What is the main trick in Make K-Subarray Sums Equal?

Subtract neighboring circular length-k window sums. That gives arr[i] = arr[(i + k) % n], which turns the problem into fixing disjoint index cycles.

Why does gcd(n, k) matter here?

Jumping forward by k modulo n eventually repeats. The number of disjoint cycles created by that jump is gcd(n, k), and each cycle can be solved independently.

Why is the median the right greedy choice for each cycle?

Each operation changes a value by 1, so the cost for a chosen target is the sum of absolute differences.

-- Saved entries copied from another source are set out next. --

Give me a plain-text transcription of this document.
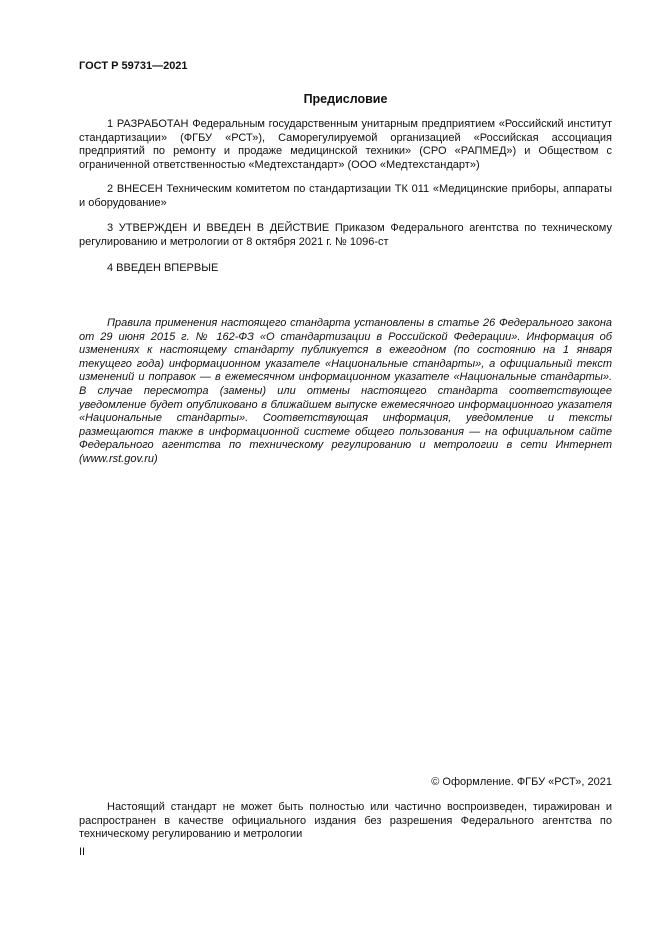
ГОСТ Р 59731—2021
Предисловие

1 РАЗРАБОТАН Федеральным государственным унитарным предприятием «Российский институт стандартизации» (ФГБУ «РСТ»), Саморегулируемой организацией «Российская ассоциация предприятий по ремонту и продаже медицинской техники» (СРО «РАПМЕД») и Обществом с ограниченной ответственностью «Медтехстандарт» (ООО «Медтехстандарт»)

2 ВНЕСЕН Техническим комитетом по стандартизации ТК 011 «Медицинские приборы, аппараты и оборудование»

3 УТВЕРЖДЕН И ВВЕДЕН В ДЕЙСТВИЕ Приказом Федерального агентства по техническому регулированию и метрологии от 8 октября 2021 г. № 1096-ст

4 ВВЕДЕН ВПЕРВЫЕ

Правила применения настоящего стандарта установлены в статье 26 Федерального закона от 29 июня 2015 г. № 162-ФЗ «О стандартизации в Российской Федерации». Информация об изменениях к настоящему стандарту публикуется в ежегодном (по состоянию на 1 января текущего года) информационном указателе «Национальные стандарты», а официальный текст изменений и поправок — в ежемесячном информационном указателе «Национальные стандарты». В случае пересмотра (замены) или отмены настоящего стандарта соответствующее уведомление будет опубликовано в ближайшем выпуске ежемесячного информационного указателя «Национальные стандарты». Соответствующая информация, уведомление и тексты размещаются также в информационной системе общего пользования — на официальном сайте Федерального агентства по техническому регулированию и метрологии в сети Интернет (www.rst.gov.ru)

© Оформление. ФГБУ «РСТ», 2021

Настоящий стандарт не может быть полностью или частично воспроизведен, тиражирован и распространен в качестве официального издания без разрешения Федерального агентства по техническому регулированию и метрологии

II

That sum is minimized by any median of the cycle values.

Can I use the average instead of the median?

No. The average minimizes squared error, not absolute unit-change cost. In this problem, choosing the average can produce a larger number of operations than choosing the median.

What should I store while implementing the cycle solution?

For each unprocessed cycle start from 0 to gcd(n, k) - 1, gather the values reached by repeated +k modulo n, sort that list, pick its median, and add absolute differences to the answer.